ヴィクトリア・アンド・アルバート博物館の所蔵するカットワークのスワッドリング・バンド
https://collections.vam.ac.uk/item/O38154/swaddling-band-unknown/

 17世紀から18世紀にかけて、ヨーロッパでは死者のおよそ半数は5歳未満の乳幼児であったといわれています。子を思う親の気持ちは推して量れますが、乳幼児の健康に関する懸念は過剰なまでの衣服や布製品の重ね着を助長し乳児用衣服の多様性に拍車をかけました。

ー スワッドリングの終焉

 はじめてこの行為を公に批判した人物は、スイスの外科医Felix Würtzフェリックス・ヴュルツ ( 1500年頃-1598 )だといわれています。彼は【スワッドリング】のやり方自体に疑問を投げかけ、「しかし、彼らは誤解して真っすぐ縛ろうとしたのですが実際は手足を曲げて縛った上に包帯を強く締めすぎて子供が安らげないようにしたのです」と語っています。

 17世紀のおわり、1693年にイギリスで出版された『教育に関するいくつかの考え』のなかで著者の哲学者John Rockジョン・ロック( 1632-1704 ) も「子供の衣服は重すぎず締めすぎず、暖かすぎないものであるべきである」として【スワッドリング】の行為に警鐘を鳴らしました。

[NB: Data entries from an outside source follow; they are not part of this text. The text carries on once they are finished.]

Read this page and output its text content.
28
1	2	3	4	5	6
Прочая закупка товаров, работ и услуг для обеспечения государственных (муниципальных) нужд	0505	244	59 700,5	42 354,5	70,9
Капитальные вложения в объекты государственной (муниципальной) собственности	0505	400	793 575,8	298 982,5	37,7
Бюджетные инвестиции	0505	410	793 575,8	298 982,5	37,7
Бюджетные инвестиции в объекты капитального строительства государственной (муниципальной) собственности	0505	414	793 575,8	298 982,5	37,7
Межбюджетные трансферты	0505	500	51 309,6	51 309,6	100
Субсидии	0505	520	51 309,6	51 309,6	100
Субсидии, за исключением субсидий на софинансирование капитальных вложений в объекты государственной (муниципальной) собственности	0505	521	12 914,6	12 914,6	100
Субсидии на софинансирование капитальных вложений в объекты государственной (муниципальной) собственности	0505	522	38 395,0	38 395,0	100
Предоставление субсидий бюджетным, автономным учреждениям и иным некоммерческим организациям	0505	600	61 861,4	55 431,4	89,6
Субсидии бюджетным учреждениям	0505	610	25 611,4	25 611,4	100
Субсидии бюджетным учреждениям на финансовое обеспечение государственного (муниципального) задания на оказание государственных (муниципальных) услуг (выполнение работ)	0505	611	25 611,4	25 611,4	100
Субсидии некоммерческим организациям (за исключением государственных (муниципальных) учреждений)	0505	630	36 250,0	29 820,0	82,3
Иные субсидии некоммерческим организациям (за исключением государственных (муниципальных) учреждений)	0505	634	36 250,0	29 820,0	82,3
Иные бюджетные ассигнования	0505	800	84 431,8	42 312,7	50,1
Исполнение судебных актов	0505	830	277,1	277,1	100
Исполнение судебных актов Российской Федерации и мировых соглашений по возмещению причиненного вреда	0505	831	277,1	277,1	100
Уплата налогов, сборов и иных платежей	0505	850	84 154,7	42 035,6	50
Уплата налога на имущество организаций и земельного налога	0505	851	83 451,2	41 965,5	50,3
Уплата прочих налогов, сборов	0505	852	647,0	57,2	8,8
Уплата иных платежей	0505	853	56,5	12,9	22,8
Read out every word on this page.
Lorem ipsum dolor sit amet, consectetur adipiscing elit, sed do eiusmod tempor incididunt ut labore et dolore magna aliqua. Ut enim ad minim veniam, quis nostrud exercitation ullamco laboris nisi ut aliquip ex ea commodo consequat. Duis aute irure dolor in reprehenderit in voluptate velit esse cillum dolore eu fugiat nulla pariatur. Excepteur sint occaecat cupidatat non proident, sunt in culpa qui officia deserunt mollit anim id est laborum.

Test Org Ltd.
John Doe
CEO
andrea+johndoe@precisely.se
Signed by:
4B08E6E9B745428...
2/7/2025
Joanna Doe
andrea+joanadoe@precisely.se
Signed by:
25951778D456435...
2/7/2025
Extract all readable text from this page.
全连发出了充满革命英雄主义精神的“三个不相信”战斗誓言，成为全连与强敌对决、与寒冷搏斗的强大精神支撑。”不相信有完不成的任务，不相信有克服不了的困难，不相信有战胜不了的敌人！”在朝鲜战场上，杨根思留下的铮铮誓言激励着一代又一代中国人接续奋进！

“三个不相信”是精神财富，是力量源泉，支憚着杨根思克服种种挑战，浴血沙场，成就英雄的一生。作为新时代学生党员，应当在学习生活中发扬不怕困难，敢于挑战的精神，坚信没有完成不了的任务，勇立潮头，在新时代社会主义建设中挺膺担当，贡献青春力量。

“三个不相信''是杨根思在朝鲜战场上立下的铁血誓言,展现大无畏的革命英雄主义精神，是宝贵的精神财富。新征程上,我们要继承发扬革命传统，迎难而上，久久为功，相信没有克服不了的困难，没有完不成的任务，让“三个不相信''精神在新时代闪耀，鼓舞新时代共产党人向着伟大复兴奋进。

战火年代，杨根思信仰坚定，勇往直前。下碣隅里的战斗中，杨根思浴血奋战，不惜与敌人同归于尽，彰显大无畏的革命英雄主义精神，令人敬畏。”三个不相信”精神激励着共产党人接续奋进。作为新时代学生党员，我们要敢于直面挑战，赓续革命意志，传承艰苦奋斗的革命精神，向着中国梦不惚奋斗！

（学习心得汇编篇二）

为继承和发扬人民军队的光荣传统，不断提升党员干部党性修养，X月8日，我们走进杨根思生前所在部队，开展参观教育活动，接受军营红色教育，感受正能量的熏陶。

 このようなロックの考えや、ロンドンに拠点を置いた医師のWiiliam Cadoganウィリアム・カドガン ( 1711-1797 ) が経営する養育院で行った孤児を対象とした研究をふまえた【スワッドリング】の完全な廃止の訴えなどが徐々に浸透し、18世紀後期には乳幼児用衣服はよりゆったりとしたものへと取って替えられていくのでした。

 こうして古代から続く【スワッドリング】の行為と、そのために使用された【スワッドリング・バンド】は顧みられることがなくなっていきました。


亜麻布製のスワッドリング・バンド Swaddling band

1590年から1600年代初頭にかけて作られた、亜麻布製のスワッドリング・バンド

ー 刺繍とボビンレースのぬくもり

 この長さが3.7mにもおよぶ乳児の【スワッドリング・バンド】は私のコレクションのひとつです。

 手紡ぎによる亜麻糸を手織りした平織りの生地に、臙脂色の絹糸と絹糸を芯にした金糸を使ってサテンステッチとバックステッチによる小さな花のモチーフと自由なスクロールの枝葉のデザインが手刺繍されています。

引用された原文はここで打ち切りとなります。